Analysis of 392 property and casualty reinsurance policies underwritten by a trio of reinsurers at Lloyd’s revealed at least 40 percent did not contain a standard cyber exclusion in the wording, with one of the portfolios containing no reference to cyber terms in 68 percent of cases, according to Adsensa, the Newbury, England-headquartered firm, which specializes in document analysis and decision support, identifying embedded risks in policy wordings.
“The upshot is that in the event of a catastrophic cyber-attack, reinsurers could find themselves exposed to the full limits on their policies which were originally intended to cover property damage or casualty lines because a cyber ‘hack’ is found to be the proximate cause of loss,” said the company in a statement.
“These data are quite revealing, particularly as they follow the Lloyd’s Performance Management Directorate’s recent call for members to work within its ‘Oversight Framework for Cyber-Attack Exposure Monitoring,” says Laurie Davison, CEO at Adsensa.
“We used our QA Software to analyze the reinsurance contracts from three managing agents and found that as many as two thirds had no reference to cyber terms at all,” Davison added. (The names of the managing agents were not identified.)

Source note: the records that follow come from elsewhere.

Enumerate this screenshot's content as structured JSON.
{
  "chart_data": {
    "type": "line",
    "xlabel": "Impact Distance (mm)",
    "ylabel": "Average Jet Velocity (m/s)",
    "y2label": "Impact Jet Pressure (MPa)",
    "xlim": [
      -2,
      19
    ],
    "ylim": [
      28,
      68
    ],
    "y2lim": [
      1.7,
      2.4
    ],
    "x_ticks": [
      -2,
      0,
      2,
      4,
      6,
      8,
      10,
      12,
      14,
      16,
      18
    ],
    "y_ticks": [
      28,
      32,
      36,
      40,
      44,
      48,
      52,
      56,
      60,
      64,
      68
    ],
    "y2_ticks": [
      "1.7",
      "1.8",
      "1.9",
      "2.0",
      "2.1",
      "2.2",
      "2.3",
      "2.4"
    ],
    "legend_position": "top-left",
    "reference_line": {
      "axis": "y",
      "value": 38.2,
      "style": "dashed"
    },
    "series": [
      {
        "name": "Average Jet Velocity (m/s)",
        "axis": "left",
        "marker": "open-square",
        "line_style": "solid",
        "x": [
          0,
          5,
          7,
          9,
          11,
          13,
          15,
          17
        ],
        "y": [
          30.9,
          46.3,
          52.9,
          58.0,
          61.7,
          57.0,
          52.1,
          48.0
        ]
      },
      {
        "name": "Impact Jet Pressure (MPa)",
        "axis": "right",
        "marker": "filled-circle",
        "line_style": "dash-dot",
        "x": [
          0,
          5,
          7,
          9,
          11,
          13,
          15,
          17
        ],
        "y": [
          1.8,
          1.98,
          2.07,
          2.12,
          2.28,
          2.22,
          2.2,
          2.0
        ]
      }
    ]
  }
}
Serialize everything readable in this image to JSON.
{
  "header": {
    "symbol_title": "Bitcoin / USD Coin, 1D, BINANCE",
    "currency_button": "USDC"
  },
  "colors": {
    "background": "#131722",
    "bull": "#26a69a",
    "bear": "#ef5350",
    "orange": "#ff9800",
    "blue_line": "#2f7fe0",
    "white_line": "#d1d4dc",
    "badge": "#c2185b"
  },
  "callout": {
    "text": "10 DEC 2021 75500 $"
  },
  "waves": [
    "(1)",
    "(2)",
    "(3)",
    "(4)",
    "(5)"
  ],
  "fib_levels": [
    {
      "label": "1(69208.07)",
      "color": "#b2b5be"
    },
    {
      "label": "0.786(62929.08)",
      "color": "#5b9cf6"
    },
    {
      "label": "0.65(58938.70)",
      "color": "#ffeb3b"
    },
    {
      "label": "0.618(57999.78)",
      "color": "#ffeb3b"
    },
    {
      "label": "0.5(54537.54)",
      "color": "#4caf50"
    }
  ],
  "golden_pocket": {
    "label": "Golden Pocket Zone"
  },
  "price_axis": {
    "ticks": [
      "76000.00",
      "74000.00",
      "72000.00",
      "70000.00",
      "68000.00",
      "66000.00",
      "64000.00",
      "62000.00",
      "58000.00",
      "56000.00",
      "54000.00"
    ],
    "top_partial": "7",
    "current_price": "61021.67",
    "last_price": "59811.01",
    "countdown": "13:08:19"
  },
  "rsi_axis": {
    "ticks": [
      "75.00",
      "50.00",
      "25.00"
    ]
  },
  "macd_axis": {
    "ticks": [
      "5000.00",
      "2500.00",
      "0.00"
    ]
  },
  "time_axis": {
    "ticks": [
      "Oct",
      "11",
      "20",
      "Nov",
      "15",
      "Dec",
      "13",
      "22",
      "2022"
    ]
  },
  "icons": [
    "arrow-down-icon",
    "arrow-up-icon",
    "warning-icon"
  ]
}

“This was quite a surprise, and I imagine very different to how many in the market perceive things,” she said. “There are at least 20 standard market clause references to choose from and it seems that most would expect their policies to contain the appropriate exclusions so they are not covering unintended perils.”
In its statement, Adsensa noted that modeling company Risk Management Solutions provided a range of cyber catastrophe scenarios in their recent paper “Managing Insurance Accumulation Risk.” These scenarios “included mass coordinated data breaches and distributed denial of service (DDoS) attacks on a biblical scale, causing amongst other things, a global collapse in consumer confidence or the theft of billions in assets from financial institutions,” the company continued.
“Cyber attack is now quite rightly recognized as a potential cause for losses on property policies, business interruption, financial lines and many other types of insurance,” Davison noted. “Although only a small sample was taken for our analysis, subscription markets like Lloyd’s see underwriters sharing business on the same slip so when a minimum of 41 percent contain no cyber exclusions at all, it will be difficult to calculate probable maximum losses accurately.”
Adsensa provided a summary of the analysis it undertook of reinsurance contracts:
- The lowest percentage of contracts without any cyber terms was 41 percent, the highest 68 percent.
- Sub-limited coverage terms were very rare (2 percent).
- Non-standard exclusions varied from 15 percent of policies to 50 percent of policies.
- Where standard clauses were present, up to 88 percent were amended in some way, typically indicating the wordings had been provided by brokers and may include write-backs of coverage.